El monte Jaffa se caracterizaba por sus cumbres rocosas y sus profundos precipicios. El camino resultó ser más riesgoso de lo que habían imaginado, y a cada paso Winger y Demián corrían el riesgo de una caída mortal. Por supuesto que Soria no tenía ese inconveniente, pues ella flotaba.

Tras casi dos horas de peligroso ascenso, al fin alcanzaron el borde de un barranco desde donde divisaron la casa de Gasky: se trataba de una mansión asentada sobre una inusual formación rocosa con la forma de una gigantesca columna. El pináculo dejaba abajo la abundante vegetación de la zona y se elevaba hacia el cielo como la cima más elevada de la región.

—¡Qué mansión preciosa! —comentó Soria, fascinada por la imagen.

—Desde ahí arriba debe apreciarse un gran paisaje —observó Winger.

—Pues vamos de una vez —propuso Demián.

Y guió a sus compañeros hacia el puente colgante que unía el barranco con el pilar de roca.

—No me gustan estos puentes. —Soria iba aferrada a la espalda de su primo mientras controlaba el caudaloso río que corría bajo sus pies—. Siempre se caen.

—No hay de qué preocuparse —le aseguró Demián—. Los puentes solo se cortan en los cuentos de aventuras.

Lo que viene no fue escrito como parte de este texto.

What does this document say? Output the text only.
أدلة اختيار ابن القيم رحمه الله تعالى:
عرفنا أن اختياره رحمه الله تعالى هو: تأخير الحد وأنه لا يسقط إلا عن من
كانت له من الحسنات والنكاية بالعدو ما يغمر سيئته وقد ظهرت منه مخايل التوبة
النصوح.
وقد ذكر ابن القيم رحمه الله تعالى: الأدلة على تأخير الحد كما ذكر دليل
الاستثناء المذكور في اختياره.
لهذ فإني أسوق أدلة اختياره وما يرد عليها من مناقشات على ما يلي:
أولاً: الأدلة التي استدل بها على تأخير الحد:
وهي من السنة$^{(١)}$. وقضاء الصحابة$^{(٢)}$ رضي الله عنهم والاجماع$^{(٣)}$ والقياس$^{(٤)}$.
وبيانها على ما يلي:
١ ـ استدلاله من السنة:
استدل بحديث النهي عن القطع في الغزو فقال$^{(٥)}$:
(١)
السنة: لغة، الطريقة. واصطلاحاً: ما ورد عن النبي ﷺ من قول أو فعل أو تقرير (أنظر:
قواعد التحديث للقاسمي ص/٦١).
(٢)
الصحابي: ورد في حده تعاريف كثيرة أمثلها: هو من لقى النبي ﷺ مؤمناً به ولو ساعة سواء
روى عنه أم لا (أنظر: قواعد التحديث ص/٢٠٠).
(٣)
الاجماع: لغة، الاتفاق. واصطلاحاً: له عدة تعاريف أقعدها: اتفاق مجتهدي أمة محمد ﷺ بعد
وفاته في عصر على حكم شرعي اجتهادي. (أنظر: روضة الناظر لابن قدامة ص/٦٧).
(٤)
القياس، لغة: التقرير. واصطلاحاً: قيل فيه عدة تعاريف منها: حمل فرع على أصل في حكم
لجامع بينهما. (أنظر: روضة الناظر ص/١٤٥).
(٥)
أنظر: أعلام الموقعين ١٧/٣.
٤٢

Su amigo parecía no temerle a aquellas cosas, pero Winger trataba de no mirar hacia abajo. Una larga caída los separaba de la corriente agitada.

«No puede pasar nada», se repetía el mago en su cabeza, cuando una brusca ráfaga embistió contra el puente.

Los jóvenes detuvieron el paso y se miraron entre sí. Durante un instante hubo silencio. Y luego, el viento salvaje volvió a zamarrearlos con violencia.

—¡Sujétense! —gritó Demián mientras trataba de resistir el azote.

Pero no era mucho lo que ellos podían hacer. Winger y Demián hacían su mejor esfuerzo para mantenerse aferrados a las cuerdas, mientras que Soria lloraba del susto, arrastrada por las poderosas ráfagas de un lado a otro.

Finalmente, sucedió lo peor: así como en los cuentos de aventuras, las gruesas sogas se cortaron. Desde las alturas, Soria solo pudo contemplar con impotencia como sus dos compañeros se precipitaban hacia las turbulentas aguas.